重要なのは、リハ終了そのものを争うことではなく、リハ終了の前後で
- 何ができるようになり
- 何が残り
- 生活期でどう崩れるのか
を、一次資料で線にして示すことです。まず手元資料の範囲で「どこまで言えるか/不足は何か/次に何を集めるか」を短時間で整理するのが合理的です。
リハ終了がある案件で起きがちな落とし穴
- 「終了=治癒」と要約され、生活支障が議論から落ちる
- 退院・終了後の空白が「問題なし」と埋められる
- OT/STの具体があるのに、終了時の要約(サマリー)だけが残って軽症ストーリーになる
- 生活期の破綻(就労・IADL・対人)が医療記録に乗らず、申告中心になる
- 既往・適応・性格など別要因に切られやすくなる
リハ終了は、それ自体が悪い材料ではありません。

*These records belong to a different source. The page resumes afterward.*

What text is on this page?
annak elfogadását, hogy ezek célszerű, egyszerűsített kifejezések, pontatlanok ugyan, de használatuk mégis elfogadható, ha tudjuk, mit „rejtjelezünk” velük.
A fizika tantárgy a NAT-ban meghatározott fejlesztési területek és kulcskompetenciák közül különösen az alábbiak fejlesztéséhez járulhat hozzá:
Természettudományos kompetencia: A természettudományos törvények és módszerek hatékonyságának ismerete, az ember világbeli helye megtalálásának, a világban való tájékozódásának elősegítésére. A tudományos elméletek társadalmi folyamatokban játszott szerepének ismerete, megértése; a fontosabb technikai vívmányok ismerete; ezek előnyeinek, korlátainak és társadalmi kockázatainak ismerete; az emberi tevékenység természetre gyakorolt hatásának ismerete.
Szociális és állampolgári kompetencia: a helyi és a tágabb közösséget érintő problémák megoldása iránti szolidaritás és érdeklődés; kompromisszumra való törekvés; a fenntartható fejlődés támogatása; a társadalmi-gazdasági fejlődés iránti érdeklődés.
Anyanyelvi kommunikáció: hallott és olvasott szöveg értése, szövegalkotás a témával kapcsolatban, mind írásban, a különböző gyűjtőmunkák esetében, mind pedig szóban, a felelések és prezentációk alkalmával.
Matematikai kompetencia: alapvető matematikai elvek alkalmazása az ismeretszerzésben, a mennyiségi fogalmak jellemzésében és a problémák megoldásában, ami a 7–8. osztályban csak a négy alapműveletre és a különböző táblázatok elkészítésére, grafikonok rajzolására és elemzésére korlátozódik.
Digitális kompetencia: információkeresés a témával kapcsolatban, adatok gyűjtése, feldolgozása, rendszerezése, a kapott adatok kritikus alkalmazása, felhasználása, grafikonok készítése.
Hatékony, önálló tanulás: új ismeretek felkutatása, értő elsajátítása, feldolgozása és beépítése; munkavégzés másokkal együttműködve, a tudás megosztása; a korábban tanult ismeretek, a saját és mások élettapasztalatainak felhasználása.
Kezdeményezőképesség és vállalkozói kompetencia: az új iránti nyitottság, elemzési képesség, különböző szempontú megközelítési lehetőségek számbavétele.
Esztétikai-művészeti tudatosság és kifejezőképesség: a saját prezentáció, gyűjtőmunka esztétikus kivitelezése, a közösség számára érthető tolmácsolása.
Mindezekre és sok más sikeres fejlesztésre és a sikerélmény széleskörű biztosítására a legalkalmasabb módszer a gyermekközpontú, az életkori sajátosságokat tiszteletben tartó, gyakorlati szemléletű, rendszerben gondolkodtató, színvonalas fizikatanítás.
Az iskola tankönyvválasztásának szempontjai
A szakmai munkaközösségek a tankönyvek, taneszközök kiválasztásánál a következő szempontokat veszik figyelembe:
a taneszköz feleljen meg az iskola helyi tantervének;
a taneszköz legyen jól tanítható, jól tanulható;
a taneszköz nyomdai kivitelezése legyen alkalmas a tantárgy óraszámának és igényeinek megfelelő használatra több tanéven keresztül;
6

放置したときに“悪くなる”材料です。
リハが終わる理由は「良くなったから」だけではない
リハ終了は、次のような理由で起き得ます。
- 回復期病棟の制度上の期間(区切り)
- 通院負担、距離、家族の都合
- 目標が「自宅退院」までで、就労・対人まで扱いきれない
- 本人の病識・協力度・疲労で継続が難しい
- 医療側の方針(経過観察、地域支援へ)
ここを整理せずに「終わった」という事実だけが残ると、「必要なかった」方向に回収されやすくなります。
リハ終了前後は「要約が強く、一次記録が埋もれやすい」時期
リハ終了時には、総括的な記載(サマリー、計画書の更新、目標達成の表現)が増えます。
一方で、実際の課題(段取り、注意配分、病識、対人、安全面)は、日々のOT/ST記録や看護記録に散らばります。
終了時の要約が「自立」「改善」寄りになるほど、一次記録の具体を時系列に置いて補強できるかが重要になります。
リハ終了後に争点が立ち上がりやすい(生活期で崩れる)
高次脳機能障害は、環境が整った訓練場面では成立しても、生活期で
- 予定・金銭・服薬などIADL
- 就労の複雑さ(複数課題、報連相、確認)
- 対人関係、社会的行動
- 疲労で崩れる(持続性)
が顕在化することがあります。
この生活期の実態が資料上で弱いと、「リハが終わった=回復完了」で押し切られやすくなります。
実務で強い進め方:一次確認で「終了理由」と「終了後の空白」を先に固定する
リハ終了がある案件は、まず手元資料の範囲で
- 争点に対してどこまで言えるか
- リハ終了の理由が資料上でどう見えるか(弱点になり得るか)
- 終了後の空白を何で埋めるべきか(就労、家族、支援記録など)
- 不足資料・追加取得の優先順位
- 次におすすめの対応(詳細/依頼状ドラフト/医学意見書)
を短時間で整理し、終了を弱点にしない時系列へつなげます。